Locally generated weather
FTLComm - Tisdale - Friday, July 23, 2010

If you can remember watching World War II battle of Britain movies the clouds in the picture at the top of the page will look very familiar. These are the sort of rising towering cumulus clouds that are seen over Southern England as they are created by the sun evaporating surface water that then rises and condenses with the distinctive flat bottom indicating the level where dew point is reached.


With Saskatchewan's fields laying in water each day we are treated to these developing clouds not from unstable air masses being blown in from the coast but developing right here on the prairies.
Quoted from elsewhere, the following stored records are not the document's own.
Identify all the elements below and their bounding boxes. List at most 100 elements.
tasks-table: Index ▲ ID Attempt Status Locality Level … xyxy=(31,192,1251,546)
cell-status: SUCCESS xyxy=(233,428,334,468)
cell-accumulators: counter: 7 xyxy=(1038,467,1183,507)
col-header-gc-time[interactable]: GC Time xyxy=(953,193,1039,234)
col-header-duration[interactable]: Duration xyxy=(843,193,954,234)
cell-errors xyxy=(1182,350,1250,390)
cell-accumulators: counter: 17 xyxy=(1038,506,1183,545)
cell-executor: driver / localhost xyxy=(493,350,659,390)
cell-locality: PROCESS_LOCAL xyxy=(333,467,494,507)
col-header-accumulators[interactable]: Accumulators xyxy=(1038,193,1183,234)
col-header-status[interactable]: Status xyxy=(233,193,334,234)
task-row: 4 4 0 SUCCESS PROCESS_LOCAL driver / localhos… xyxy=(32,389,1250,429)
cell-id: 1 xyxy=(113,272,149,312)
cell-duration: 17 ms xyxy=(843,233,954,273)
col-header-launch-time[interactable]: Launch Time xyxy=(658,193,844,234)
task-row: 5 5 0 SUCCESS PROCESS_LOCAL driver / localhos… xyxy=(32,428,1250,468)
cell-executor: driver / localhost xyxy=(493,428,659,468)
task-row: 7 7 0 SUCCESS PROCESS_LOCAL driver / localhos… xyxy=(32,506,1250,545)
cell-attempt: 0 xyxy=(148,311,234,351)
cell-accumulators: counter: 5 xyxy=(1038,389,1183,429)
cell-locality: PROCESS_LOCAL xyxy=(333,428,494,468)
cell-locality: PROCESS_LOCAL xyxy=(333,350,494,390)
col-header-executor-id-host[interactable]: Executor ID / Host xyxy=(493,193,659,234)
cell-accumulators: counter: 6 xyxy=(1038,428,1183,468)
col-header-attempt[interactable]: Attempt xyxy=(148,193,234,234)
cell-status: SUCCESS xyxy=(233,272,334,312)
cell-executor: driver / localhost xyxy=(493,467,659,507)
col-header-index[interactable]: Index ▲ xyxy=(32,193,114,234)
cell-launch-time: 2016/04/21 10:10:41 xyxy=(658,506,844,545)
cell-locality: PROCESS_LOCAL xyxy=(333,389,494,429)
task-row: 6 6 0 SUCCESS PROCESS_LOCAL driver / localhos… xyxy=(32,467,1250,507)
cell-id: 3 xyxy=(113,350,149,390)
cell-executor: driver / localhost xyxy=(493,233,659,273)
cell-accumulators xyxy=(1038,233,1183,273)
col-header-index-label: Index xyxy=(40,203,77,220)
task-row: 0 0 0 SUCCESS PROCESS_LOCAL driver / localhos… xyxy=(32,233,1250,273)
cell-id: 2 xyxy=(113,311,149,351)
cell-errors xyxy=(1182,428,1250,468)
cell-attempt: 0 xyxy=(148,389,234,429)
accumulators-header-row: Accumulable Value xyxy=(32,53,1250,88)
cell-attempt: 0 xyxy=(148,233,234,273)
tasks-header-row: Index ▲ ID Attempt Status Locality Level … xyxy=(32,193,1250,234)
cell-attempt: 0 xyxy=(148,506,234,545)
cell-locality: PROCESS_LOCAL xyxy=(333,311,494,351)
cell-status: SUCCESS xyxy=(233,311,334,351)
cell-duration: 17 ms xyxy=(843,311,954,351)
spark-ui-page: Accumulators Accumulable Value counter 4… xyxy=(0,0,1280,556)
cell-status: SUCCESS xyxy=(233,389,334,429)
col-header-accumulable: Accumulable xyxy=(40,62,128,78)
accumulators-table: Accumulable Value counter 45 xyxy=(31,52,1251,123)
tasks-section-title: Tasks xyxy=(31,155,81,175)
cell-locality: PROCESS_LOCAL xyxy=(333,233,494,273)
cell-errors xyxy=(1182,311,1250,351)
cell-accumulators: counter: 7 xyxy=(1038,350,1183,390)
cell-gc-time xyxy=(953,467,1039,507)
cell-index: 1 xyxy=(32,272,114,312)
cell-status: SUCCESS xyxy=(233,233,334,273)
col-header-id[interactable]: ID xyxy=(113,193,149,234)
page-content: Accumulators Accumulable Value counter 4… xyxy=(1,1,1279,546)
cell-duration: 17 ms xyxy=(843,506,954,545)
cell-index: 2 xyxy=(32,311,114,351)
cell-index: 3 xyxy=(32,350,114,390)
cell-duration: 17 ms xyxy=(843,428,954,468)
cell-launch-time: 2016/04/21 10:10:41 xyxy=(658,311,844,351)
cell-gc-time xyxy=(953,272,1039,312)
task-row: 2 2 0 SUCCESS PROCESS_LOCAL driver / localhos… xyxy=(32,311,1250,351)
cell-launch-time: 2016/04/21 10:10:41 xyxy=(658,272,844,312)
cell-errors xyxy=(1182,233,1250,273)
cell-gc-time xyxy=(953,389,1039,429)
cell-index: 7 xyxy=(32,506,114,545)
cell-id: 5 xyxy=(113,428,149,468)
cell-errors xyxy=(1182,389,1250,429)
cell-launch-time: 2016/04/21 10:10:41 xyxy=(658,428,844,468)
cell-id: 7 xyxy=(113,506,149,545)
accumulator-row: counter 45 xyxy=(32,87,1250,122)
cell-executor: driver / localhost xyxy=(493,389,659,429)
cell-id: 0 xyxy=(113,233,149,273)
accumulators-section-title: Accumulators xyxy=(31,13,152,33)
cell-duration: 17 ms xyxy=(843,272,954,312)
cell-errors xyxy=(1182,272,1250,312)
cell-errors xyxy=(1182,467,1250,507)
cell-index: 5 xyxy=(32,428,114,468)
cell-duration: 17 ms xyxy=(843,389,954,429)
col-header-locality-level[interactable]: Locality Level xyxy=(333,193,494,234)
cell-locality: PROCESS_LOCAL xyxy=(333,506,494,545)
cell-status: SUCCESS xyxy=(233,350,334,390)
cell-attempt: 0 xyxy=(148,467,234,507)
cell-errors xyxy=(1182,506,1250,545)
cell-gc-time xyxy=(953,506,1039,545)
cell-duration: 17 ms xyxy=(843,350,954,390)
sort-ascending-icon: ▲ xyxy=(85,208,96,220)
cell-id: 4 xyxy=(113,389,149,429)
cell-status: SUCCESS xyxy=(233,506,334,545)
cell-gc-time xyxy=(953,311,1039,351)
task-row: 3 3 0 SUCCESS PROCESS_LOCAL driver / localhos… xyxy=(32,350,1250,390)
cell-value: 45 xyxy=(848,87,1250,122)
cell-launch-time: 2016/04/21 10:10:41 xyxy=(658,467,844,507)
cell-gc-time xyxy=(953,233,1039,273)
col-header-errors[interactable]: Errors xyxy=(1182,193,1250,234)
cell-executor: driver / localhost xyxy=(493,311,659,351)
For the past two days the wind has been almost unmeasurable at about 2 knots and this has produced this kind of cloud formation. These clouds begin to develop by mid morning and grow to the point where they no longer can sustain the weight of the water in them and they then dump the water back on the ground in a shower. Then the cycle begins the next day.

The second picture on the page was taken on Wednesday when there was a cirrus overcast while the rest of the pictures were taken yesterday afternoon with an unplanted field in the foreground.

You will notice in the picture below that the condition of the rural road is a little suspect. This is the situation with most rural access roads, you just can not count on them as the amount of rain fall exceeds their design and a little drive in the country off of a grid road may well result in the need to dig out your cell phone and call a tow truck.